The Seweryn Udziela Ethnographic Museum of Kraków (Muzeum Etnograficzne im. Seweryna Udzieli w Krakowie) is a museum in Kazimierz, Kraków, Poland. It was established in 1902.

==History==

The plans for the establishment of the Ethnographic Museum began in 1902 and were related to the exhibition on folk art from the collection of Seweryn Udziela, organized by the Polish Applied Arts Society. The National Museum in 1904 created an ethnographic department and a permanent ethnographic exposition in the Cloth Hall was opened. There were collections of, among others, Seweryn Udziela, Stanisław Witkiewicz, and Tadeusz Estreicher.

In 1910, the Society of the Ethnographic Museum was founded, which took over the collection from the National Museum. In 1911 a separate branch was established at Studencka St., with Seweryn Udziela as its director. A year later, the collections were exported to Wawel. After World War II, the seat of the Ethnographic Museum changed its place to Plac Wolnica 1, and after some time also to 46 Krakowska Street. The main building is the former Town Hall of Kazimierski. The collection numbers over 80,000 monuments and is associated with Polish culture (folklore, art, everyday life ...) as well as with other cultures of Europe and the world.

==Legal status and organizational structure of the museum==

===The museum operates on the basis of the Act on Museums===
- [1], the Act on Organizing and Conducting Cultural Activity
- [2] and the Statute of the Ethnographic Museum. Tailors grants in Kraków, granted by Resolution No. 491/2000 of the Board of the Lesser Poland Voivodship of November 9, 2000
- [3]. According to the statute, the museum is a self-governing institution of culture, separated in legal, organizational and economic-financial terms, organized by the Self-Government of the Lesser Poland Voivodeship.

The structure of the Ethnographic Museum Seweryn Udziela in Kraków form Museum Departments:
- 1. Material Culture Department
- 2.Two Fabrics and Fabrics
- 3.Editorial Culture Village
- 4. Art Department
- 5.Culture of European People's Cultures
- 6.Culture of Non-European Folk Cultures
- 7.Inventory and Collection Department
- 8.Educational Section, Exhibitions and Publications
- 9. Documentation of People's Culture and Museum History
- 10. Collection Maintenance Department
- 11.Biblioteka
- 12. Department of Administration, Surveillance and Service
- 13. Accounting Department

At 46 Krakowska St. in the Esterka House, there is a branch of the museum.

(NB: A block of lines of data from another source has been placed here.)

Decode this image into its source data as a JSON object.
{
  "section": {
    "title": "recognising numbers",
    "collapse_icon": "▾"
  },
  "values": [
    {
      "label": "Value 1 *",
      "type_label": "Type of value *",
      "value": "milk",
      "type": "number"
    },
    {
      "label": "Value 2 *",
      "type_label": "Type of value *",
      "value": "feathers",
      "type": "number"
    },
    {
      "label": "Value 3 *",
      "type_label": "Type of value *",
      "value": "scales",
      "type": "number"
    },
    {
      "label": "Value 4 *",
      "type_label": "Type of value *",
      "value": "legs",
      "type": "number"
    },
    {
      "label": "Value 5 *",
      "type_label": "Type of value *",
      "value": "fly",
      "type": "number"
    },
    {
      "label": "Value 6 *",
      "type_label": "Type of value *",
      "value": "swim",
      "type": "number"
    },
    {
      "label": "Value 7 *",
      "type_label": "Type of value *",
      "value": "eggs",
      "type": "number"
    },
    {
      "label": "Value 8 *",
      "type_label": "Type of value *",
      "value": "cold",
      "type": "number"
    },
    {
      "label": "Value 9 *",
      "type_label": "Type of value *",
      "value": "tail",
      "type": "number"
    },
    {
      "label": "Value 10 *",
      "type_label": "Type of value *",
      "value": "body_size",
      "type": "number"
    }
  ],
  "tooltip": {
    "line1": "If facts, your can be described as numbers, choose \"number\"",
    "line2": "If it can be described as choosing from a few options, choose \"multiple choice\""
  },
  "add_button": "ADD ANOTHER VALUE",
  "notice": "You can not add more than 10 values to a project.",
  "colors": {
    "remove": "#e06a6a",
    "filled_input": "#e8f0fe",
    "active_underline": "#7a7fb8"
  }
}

Supervision over the museum is generally carried out by the Minister of Culture and National Heritage, and directly by the Board of the Małopolska Voivodship. The Museum Council operates at the museum, whose members are appointed by the Self-government of the Lesser Poland Voivodeship [3]. Internally, the museum's work rules are defined in the Organizational Regulations [4].

== Past exhibits ==
The 2013 Souvenir, Talisman, Toy exhibit, curated by Erica Lehrer, explored the development of Jewish figurines in general and the "Lucky Jew" in particular.

== 2025 public toilet controversy ==
In October 2025, Łukasz Łuczaj criticized Ethnographic Museum of Kraków for not providing access to the public toilet in the museum to him and two of his friends. In response, the museum accused Łuczaj of inspiring hate speech against the museum's worker.